"Welcome to the Men's Group" has perhaps the most full-frontal male nudity ever in a mainstream movie. If that sounds at all cool, think again: It's just one of many irritating, self-indulgent, faux-provocative bits in actor-director-co-writer (with Scott Ben-Yashar) Joseph Culp's interminable yakfest.
A monthly men's support group, set at the Westside L.A. trophy house of lawyer Larry (Timothy Bottoms), finds seven longtime members and a new guy (Mackenzie Astin) naval-gazing about work, women, sex, fathers, kids, secrets and more. That is, when they're not scarfing bagels, engaging in primal or spiritual bonding rituals, or raucously fighting.

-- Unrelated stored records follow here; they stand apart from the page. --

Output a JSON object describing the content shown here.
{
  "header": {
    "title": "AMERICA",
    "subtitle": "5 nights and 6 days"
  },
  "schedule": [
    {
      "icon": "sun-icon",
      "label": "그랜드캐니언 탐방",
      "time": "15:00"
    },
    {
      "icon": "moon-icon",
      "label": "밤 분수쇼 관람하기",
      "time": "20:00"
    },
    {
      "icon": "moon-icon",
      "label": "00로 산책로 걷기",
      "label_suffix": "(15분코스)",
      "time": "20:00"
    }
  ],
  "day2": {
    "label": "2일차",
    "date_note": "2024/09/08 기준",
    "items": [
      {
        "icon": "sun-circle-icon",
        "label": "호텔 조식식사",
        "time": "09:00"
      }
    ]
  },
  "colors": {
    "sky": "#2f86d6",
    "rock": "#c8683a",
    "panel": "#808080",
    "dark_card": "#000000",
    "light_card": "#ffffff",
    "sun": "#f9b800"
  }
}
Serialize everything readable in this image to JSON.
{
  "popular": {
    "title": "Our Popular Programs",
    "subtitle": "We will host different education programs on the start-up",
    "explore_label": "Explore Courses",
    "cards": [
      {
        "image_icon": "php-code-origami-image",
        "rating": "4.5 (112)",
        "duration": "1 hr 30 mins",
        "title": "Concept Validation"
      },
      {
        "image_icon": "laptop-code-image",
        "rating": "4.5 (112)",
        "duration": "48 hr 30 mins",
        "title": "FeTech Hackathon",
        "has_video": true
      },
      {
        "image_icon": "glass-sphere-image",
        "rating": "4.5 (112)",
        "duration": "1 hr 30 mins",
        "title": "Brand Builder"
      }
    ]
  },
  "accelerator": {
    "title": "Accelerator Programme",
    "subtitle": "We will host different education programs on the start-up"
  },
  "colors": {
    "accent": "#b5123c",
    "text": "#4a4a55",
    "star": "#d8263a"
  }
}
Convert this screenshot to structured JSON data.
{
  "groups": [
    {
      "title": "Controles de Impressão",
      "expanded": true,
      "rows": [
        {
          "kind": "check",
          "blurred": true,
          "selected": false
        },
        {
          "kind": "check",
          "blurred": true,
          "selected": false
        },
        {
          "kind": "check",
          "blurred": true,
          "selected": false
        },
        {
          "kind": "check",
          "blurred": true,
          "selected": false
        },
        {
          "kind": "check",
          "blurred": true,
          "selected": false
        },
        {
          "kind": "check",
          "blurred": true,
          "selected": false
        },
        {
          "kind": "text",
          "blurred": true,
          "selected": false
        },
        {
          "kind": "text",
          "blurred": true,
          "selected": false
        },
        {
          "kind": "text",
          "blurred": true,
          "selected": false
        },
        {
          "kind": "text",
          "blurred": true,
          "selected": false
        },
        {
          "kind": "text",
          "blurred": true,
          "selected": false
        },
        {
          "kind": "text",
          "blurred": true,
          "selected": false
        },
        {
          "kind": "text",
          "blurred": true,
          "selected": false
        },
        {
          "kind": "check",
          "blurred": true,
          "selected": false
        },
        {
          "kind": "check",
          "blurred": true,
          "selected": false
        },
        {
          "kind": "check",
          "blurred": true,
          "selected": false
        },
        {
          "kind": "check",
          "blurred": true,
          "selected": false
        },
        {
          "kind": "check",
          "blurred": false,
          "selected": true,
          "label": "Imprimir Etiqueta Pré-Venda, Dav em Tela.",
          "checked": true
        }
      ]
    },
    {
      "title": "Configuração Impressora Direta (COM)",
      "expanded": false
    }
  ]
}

Their disparate issues vary in gravity: Larry's depressed wife has taken off, the manic Carl (an over-the-top Stephen Tobolowsky) seems suicidal, macho Eddie (Terence J. Rotolo) is freaked about becoming a dad, college professor Mike (Culp) battles sex addiction, the goofily Zen-like Fred (David Clennon) has co-habitation anxiety, and so on.
But the endless sharing and chaotic conflicts that ensue among these largely uninviting men prove more tedious than convincing, with flashback bits that are more redundant than enlightening. At least they get us out of Larry's house.
The capable cast (including Ali Saam and Phil Abrams) is certainly game; too bad it's not in the service of more nuanced and engaging material.
As for the embarrassingly contrived and, er, extended mass "birthday suit" sequence, less would have been decidedly more.